Make an appointment to have your ambrotype made at Guild and Gentry on February 17th by clicking here.
Heirlooms are a big part of every Southerner’s identity, whether they’re a tangible item passed from hand to hand across the generations, intangible relics brought back to life by talented storytellers, or a combination of the two. Every family cultivates a unique identity through the things they choose to save and the stories they choose to tell. I realized exactly how true this rings in my own life as we moved over the holidays, sifting through the items we’ve accumulated over the years, as well as the things we carried with us into marriage.
Our heirlooms range in both meaning and tactility, from my grandmother’s china and my father’s toy trucks to Cory’s favorite story from childhood — setting his trampoline on fire with a homemade rocket (God bless my in-laws). In the long run, things are just things, but the meaning we imbue gives our possessions a second life, and in some cases, serves to carry those we love with us long after they’re gone.
A few months ago, the Market Beautiful passed through Laurel, bringing with it vendors, artisans, and craftsmen from all over the country. We were lucky to be able to cross paths with Michael Foster, a Mississippi native and one of the few remaining colloidal process photographers in the country. We met in the alley behind the store the day after the market to have our ambrotype made, expecting a unique photograph and a good story.
The wet plate colloidal process occurs when a glass plate, called an ambrotype, or painted tin plate, referred to as a tintype, is treated with iodized collodion and silver nitrate, then exposed in the camera while the chemicals are still wet. The result is a negative — darker areas of the composition disappear, and lighter areas appear opaque. If taken on glass, the print is placed against a dark backdrop, making the opaque areas stand out against the darkness to create a positive of the image. The wet plate colloidal process was invented by Frederick Scott Archer, but James Ambrose Cutting popularized the use of glass, patenting the process in 1854 and creating the term, “ambrotype”.
The process is an interesting one, and Michael is truly an artist. Balancing the components required to create a successful image is difficult, even for experienced photographers, but his understanding of light, composition, and texture blends with his technical skill to create beautiful images that capture the subject in a way that requires more than a passing glance. We expected a portrait that would serve as a unique conversation piece in our home, but we wound up with an image that brought out unexpected depth in both of us. Every time I see the print, I see some new nuance in our faces, our stance, or our surroundings that surprises me.

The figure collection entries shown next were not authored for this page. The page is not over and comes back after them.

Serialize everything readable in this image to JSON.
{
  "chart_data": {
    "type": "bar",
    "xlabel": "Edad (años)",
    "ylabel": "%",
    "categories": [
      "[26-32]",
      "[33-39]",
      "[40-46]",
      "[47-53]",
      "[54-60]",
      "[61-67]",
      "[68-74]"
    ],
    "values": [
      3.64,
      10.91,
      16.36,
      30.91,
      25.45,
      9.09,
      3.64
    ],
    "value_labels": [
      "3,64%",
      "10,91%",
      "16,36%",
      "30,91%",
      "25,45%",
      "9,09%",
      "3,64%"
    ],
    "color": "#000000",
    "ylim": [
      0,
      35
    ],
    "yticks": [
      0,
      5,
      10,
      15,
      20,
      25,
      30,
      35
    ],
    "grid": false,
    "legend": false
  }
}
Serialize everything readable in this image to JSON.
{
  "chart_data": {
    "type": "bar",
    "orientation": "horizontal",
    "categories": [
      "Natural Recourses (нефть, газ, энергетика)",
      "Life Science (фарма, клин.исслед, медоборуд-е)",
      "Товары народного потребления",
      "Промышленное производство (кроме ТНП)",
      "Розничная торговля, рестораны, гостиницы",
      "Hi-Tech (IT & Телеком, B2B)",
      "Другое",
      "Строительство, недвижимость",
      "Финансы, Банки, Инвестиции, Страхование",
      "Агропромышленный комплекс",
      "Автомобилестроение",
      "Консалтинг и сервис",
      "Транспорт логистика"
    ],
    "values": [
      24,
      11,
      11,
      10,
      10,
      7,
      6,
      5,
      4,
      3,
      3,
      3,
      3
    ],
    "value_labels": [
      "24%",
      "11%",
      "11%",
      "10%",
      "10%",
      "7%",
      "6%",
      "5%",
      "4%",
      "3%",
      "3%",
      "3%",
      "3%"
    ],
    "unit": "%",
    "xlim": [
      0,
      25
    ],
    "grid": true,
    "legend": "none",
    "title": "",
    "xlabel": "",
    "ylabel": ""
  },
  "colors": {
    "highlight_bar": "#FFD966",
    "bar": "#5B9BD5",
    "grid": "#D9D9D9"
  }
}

The fragility of the medium belies the longevity of the image; correctly processed and stored, the wet plate colloidal process results in images that will last up to 700 years. We joked that the great-grandchildren of our great-grandchildren would wonder who we were, why we dressed the way we did, and why anyone would want a beard that long. The process made me think, though, about the legacies that Cory and I will leave for future generations of our families.
Years ago, my mother explored the genealogy of her mother’s side of the family – the Parkers. She fairly quickly found names and family trees, but only after reconnecting with several distant cousins who had been privy to the histories and humanity of these people, discovered that our ancestors were colorful, flawed, and deeply interesting. Several generations were well-educated, which led to some extremely interesting family names: “Socrates”; “Conazine”; “Amazon”; “Amaranth”; and “Philander”. Other lineages spawned itinerant preachers who traveled through western Alabama and eastern Mississippi spreading the Gospel, with one eventually making his home in Big Creek. There were also a few darker components to our history. One generation owned slaves, and Parkers were killed on both sides of the Civil War. Fortunes were made and lost. A story was passed down about Amazon Parker, whose husband was shot by an unknown assailant as he rode through their pasture. Upon receiving the news, she ordered his body “buried where it fell”; not long after, she remarried the plantation foreman and the identity of her husband’s killer was never discovered, nor investigated.
This study of my ancestors made me realize that there is depth to the people we’re so used to thinking of as flat images in frames. Some day, generations away, I hope that some descendant of ours looks at our ambrotype and sees past the dated clothing, strange hairstyles, and ancient photographic process and understands that the heirloom they’re holding is more than just a flat image. I hope someone tells them the stories we’re living, and those passed on through us.